Der Strom war noch nicht überall zurück, da brach das kubanische Stromnetz abermals zusammen und hüllte Havanna und andere Städte des Landes wieder in Dunkelheit. Nach dem landesweiten Blackout vom Sonntag scheiterte am Montag auch der Versuch, die Versorgung wiederherzustellen. Innerhalb von weniger als 24 Stunden kollabierte das nationale Stromnetz zweimal. Der abermalige Zusammenbruch markierte den vorläufigen Tiefpunkt einer Energiekrise, die sich in Kuba seit Monaten immer weiter verschärft.

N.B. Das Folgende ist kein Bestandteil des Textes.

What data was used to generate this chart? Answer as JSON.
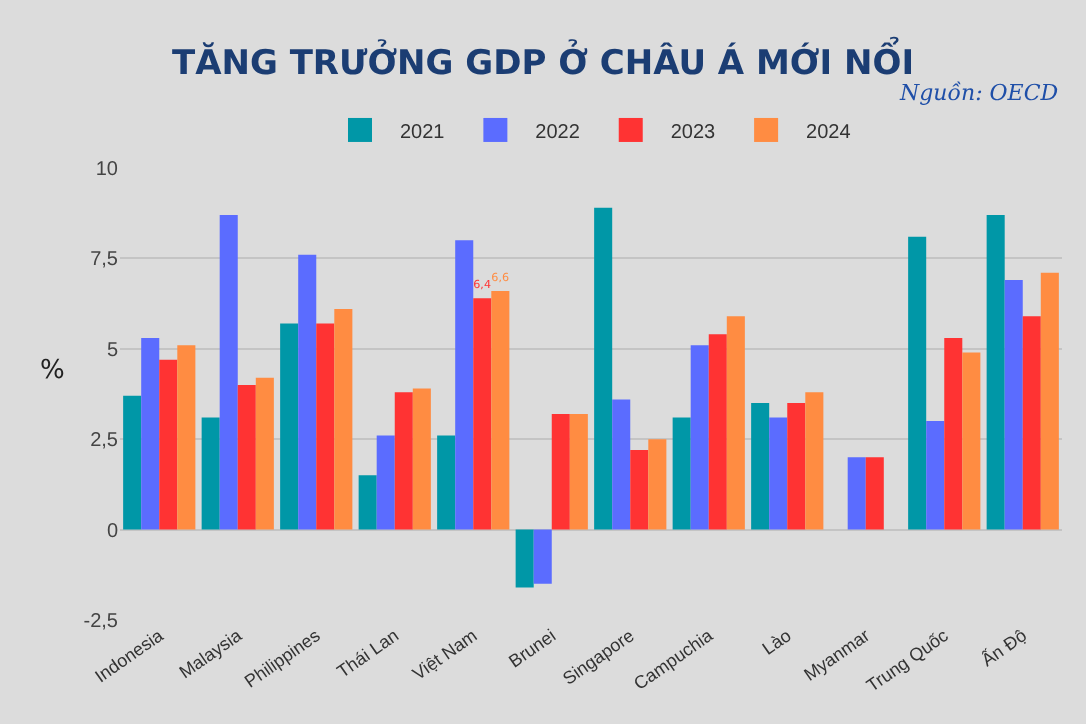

Für die Kubaner sind Stromausfälle längst kein Ausnahmezustand mehr. Sie gehören inzwischen zum Alltag, sei es wegen der staatlichen Rationierung oder weil das marode Stromnetz irgendwo zusammenbricht oder schlicht überlastet ist. Allein im Juli war das nationale Stromnetz bereits mehrfach landesweit kollabiert. Millionen Menschen müssen regelmäßig stunden- oder gar tagelang ohne Elektrizität auskommen. Wohnungen werden unerträglich heiß, Kühlschränke fallen aus, Geschäfte schließen, die Wasserversorgung gerät ins Stocken.
Veraltete Kraftwerke
Diesmal sollen widrige Wetterbedingungen die Reparaturarbeiten beeinträchtigt und den zweiten Blackout ausgelöst haben, wie die Regierung mitteilte. Kritiker sehen die Ursachen jedoch tiefer.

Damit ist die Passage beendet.